Babyshambles – Delivery – Le clip

Une fois n’est pas coutume, Pete Doherty le leader des Babyshambles, fait parler de lui avec la sortie d’un second album Shotter’s Nation disponible depuis le 4 octobre. Une publicité assurée depuis quelques mois par les nombreuses facéties médiatiques du leader dans les magazines à scandales. Personnalisation de la fameuse maxime  " Sex and drugs and rock’n’roll " ou encore « Born to be wild », il apparaît comme une sorte de prophète du rock adolescent.

Tout juste doit-il se souvenir de son premier album, "Down in Albion"plutôt mal accueilli par la critique en 2005. L’effigie rock des années 2000 revient avec un nouveau disque Shotter’s Nation sous le label Emi.
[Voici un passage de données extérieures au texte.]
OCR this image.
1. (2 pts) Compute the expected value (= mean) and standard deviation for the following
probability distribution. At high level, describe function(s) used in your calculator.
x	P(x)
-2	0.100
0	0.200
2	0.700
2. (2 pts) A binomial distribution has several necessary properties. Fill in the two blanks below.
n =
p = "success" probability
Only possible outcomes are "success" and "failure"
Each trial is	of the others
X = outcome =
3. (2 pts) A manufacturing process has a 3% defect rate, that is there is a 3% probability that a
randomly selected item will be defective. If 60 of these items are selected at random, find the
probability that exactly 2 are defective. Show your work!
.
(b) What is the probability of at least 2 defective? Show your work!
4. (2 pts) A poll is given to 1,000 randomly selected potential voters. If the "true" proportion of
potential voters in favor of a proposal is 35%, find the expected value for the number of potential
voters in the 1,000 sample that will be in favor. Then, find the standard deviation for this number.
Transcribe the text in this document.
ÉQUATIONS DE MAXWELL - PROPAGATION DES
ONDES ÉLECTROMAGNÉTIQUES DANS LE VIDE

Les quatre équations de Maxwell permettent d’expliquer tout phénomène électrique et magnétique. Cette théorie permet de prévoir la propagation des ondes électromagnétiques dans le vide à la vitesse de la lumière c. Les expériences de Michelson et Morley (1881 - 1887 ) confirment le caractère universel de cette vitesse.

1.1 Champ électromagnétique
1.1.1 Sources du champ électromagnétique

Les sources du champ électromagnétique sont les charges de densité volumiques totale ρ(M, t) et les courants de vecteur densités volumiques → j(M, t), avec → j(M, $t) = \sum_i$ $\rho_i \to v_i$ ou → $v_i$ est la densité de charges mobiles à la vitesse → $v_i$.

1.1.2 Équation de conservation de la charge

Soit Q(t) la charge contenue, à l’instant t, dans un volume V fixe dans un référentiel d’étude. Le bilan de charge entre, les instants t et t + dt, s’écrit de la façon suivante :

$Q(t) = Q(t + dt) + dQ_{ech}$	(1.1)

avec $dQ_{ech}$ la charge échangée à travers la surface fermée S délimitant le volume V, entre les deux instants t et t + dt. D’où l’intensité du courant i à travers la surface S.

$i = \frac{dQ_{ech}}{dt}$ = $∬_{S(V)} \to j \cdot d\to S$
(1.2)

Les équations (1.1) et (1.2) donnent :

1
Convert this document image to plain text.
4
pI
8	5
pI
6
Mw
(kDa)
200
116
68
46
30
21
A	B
Un album qui regorge d’imagination et de génie avec une production assurée par le grand Stephen Street (producteur de Blur et des Smiths).

Les Babyshambles ont gagné en assurance et en cohésion avec le départ de Patrick Walden, remplacé par Mick Whitnall. L’ensemble apparaît bien moins brouillon que dans le précèdent opus. Pour certains, il manquera une mesure de folie au son intouchable de Doherty mais les mélodies bluffantes et la voix écorchée du chanteur sont toujours là.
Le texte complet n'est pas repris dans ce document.